West-Eberhard discusses another particularly instructive paper, some observations made by Slijper in the 1940’s on a bipedal goat. This poor beast was born with missing forelimbs. Surprisingly, it lived for a year before it died in an accident (presumably unrelated to its deformities), and adapted in unexpected ways. It could hop around on its two hind legs, and developed additional peculiarities: enlarged hind limbs, a curved spine, and large neck.
At left are the bones of the hind limb of a normal goat (A) and one that had been born with congenitally absent forelimbs (B). The differences are obvious, and are related to the changes in posture the goat had to maintain.
Pelvic musculature of a normal (A) and two-legged (B) goat. The gluteus muscle (“gt”) has a long anterior extension, which has been reinforced anteriorly by novel tendons (“t”). These are new anatomical structures that were generated in the absence of any direct genetic specification.
The pelvic bones responded to the unusual stresses imposed on them with changes in shape, as well. To the left is the pelvic skeleton of a normal (A) and two-legged (B) goat (“i”=ischium). Slijper noted that the dorsoventral flattening and elongation of the ischium resembled the forms seen in kangaroos, a naturally bipedal animal.
These are not genetic changes — the goat was ordinary domestic stock, and presumably had perfectly ordinary genes that, under normal circumstances, would have generated more typically goatish morphology. These are instead the indirect consequences of a plastic phenotype, responding to a radical change in its environment.

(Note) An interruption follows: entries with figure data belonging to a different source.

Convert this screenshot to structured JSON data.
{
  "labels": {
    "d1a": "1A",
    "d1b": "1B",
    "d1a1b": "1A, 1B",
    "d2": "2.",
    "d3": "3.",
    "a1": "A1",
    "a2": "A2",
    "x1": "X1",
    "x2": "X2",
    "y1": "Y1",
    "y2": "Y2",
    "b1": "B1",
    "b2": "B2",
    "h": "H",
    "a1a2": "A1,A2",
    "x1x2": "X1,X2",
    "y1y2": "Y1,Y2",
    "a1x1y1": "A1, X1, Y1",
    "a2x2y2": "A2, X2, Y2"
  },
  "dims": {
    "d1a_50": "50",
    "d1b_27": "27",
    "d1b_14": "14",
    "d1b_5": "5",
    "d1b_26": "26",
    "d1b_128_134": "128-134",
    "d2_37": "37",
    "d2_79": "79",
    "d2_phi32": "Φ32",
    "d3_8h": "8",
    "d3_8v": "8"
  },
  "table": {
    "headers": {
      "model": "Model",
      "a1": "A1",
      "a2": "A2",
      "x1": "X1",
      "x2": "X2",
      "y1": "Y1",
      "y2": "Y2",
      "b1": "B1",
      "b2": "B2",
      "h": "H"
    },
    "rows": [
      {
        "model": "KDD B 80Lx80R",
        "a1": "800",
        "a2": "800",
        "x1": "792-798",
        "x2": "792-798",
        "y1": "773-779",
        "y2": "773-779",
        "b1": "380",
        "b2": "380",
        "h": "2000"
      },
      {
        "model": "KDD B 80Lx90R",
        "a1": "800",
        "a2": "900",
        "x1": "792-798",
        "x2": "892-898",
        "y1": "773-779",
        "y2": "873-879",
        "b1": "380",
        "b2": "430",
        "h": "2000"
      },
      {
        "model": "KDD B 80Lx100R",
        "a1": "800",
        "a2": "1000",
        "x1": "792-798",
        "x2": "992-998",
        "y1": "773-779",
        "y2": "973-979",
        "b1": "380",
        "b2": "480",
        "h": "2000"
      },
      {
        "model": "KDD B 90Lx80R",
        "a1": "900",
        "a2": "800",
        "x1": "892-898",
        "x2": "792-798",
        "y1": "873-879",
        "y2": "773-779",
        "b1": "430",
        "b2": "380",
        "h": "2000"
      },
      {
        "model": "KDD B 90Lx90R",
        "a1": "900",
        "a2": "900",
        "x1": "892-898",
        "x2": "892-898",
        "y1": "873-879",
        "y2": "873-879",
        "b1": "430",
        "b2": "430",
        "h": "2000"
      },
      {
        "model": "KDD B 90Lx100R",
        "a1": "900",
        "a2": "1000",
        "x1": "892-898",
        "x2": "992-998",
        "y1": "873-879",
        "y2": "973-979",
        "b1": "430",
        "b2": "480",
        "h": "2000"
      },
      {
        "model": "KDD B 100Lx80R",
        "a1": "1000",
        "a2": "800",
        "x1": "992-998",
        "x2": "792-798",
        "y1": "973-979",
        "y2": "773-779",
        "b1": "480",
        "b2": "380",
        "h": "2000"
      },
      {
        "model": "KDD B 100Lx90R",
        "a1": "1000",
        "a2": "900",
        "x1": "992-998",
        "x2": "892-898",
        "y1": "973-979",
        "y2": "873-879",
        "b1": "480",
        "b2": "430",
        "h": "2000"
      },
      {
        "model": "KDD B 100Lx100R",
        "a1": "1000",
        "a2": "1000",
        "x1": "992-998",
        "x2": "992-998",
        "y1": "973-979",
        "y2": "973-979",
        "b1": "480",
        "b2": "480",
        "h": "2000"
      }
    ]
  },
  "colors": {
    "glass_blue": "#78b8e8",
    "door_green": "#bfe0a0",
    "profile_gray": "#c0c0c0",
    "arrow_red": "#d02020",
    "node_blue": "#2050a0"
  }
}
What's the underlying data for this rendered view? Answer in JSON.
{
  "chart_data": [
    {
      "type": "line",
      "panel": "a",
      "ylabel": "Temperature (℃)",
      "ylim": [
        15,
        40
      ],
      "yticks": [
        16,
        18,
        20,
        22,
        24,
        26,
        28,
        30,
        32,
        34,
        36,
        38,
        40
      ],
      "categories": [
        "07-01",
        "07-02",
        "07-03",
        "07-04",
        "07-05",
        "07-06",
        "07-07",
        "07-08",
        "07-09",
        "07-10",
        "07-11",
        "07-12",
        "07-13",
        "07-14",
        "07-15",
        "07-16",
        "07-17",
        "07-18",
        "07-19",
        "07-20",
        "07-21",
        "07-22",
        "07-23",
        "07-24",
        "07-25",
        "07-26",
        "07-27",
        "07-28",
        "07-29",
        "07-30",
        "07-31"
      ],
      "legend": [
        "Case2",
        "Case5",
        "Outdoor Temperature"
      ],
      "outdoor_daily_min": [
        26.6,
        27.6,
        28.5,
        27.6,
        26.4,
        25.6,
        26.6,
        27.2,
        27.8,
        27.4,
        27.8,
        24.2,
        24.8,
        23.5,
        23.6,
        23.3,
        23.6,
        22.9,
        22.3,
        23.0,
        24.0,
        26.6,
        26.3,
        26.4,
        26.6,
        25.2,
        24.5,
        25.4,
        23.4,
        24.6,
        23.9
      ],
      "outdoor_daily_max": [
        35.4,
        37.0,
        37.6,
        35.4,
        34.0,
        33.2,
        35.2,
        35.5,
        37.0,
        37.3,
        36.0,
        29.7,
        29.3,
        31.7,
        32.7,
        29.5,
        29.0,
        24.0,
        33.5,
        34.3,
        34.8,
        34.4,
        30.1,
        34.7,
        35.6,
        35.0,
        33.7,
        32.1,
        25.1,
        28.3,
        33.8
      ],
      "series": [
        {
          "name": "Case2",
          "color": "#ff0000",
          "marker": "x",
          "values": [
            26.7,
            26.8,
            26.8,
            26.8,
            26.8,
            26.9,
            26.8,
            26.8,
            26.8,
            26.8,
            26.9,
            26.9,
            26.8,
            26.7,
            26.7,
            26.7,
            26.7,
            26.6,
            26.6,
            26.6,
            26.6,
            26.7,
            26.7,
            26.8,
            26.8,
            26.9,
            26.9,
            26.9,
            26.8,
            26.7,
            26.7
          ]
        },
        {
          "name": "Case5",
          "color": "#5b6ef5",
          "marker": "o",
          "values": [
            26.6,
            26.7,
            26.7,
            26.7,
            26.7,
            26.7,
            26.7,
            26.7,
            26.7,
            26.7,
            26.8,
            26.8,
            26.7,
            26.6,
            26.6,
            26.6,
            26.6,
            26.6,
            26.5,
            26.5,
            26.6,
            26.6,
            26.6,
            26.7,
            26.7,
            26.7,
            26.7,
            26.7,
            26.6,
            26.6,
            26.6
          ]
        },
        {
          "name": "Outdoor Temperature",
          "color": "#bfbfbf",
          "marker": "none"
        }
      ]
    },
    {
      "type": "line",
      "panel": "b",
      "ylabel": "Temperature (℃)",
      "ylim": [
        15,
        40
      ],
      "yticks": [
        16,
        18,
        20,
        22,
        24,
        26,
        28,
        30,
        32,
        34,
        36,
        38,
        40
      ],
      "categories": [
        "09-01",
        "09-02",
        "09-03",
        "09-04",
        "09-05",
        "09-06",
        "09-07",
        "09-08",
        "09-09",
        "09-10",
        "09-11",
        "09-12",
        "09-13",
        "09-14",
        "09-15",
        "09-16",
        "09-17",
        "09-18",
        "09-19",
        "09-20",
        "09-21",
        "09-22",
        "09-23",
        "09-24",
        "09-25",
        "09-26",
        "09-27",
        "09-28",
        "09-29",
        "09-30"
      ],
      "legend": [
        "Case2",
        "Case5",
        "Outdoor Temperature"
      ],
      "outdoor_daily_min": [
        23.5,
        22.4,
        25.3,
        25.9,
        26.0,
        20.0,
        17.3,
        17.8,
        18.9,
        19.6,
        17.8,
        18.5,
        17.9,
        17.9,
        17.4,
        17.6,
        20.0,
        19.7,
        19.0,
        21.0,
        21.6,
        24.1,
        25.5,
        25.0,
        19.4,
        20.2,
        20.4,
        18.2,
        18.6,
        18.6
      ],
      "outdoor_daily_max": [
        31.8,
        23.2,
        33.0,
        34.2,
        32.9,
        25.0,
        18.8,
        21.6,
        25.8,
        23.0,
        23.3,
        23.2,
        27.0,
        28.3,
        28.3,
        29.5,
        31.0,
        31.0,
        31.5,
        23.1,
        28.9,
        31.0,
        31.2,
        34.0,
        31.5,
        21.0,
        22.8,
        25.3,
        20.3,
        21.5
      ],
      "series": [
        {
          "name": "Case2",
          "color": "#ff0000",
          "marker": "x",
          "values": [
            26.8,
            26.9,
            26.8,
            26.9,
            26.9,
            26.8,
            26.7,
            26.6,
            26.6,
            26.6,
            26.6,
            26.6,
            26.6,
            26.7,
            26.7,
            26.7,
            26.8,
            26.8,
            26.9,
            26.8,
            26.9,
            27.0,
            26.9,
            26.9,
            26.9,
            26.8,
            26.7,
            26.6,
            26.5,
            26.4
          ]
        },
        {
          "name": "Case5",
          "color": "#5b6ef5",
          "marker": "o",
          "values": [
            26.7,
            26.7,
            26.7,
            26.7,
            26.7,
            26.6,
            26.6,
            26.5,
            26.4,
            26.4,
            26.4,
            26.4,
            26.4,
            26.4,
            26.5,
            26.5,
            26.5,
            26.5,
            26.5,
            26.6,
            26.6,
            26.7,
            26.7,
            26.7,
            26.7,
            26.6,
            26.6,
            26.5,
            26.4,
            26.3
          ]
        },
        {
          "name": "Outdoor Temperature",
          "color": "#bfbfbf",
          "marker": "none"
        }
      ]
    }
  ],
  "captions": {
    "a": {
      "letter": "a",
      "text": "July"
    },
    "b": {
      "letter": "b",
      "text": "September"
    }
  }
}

The point of the two-legged goat example
…is not to argue that these handicapped individuals might have given rise to durable novelties, for it is unlikely in the extreme that such individuals would outperform normal individuals in nature. Rather, the point is to dramatize how a change in one aspect of the phenotype — in this case the front legs — can lead to correlated changes that show a degree of complexity and functional interaction that we usually assume to require generations of natural selection and genetic change at many loci. Clearly, the phenotype can be elaborately restructured, due largely to adaptive plasticity, without a proportional restructuring of the genome.
I think there are several important messages here. One is that genes are not “for” some feature; the absence of forelimbs did not conjure a gene “for” gluteal tendons into existence. Rather, cellular patterns of gene expression are regulated in response to the environment, and in turn modulate the environment of other cells and tissues. We have been conditioned by years of good (but selective) results in genetics and molecular biology to view gene expression as an end result. It is not. In development, gene expression is part of a process that produces an end result in collaboration with multiple other factors.
Another message is that the flexibility of an individual’s genome is great. It’s easy to slip into the trap of thinking that the phenotype is a predictable consequence of the genotype, that development is a process of translating genes into morphologies, in a way that is just more prolonged and elaborate than the way transcriptional machinery translates gene sequences into proteins. This isn’t the case. Developmental plasticity means that a single genome contains the potential to generate multiple morphologies.
Shubin N, DB Wake, and AJ Crawford (1995) Morphological variation in the limbs of Taricha granulosa (Caudata: Salamandridae): evolutionary and phylogenetic considerations. Evolution 49(5): 874-884.
West-Eberhard MJ (2003) Developmental Plasticity and Evolution. Oxford University Press.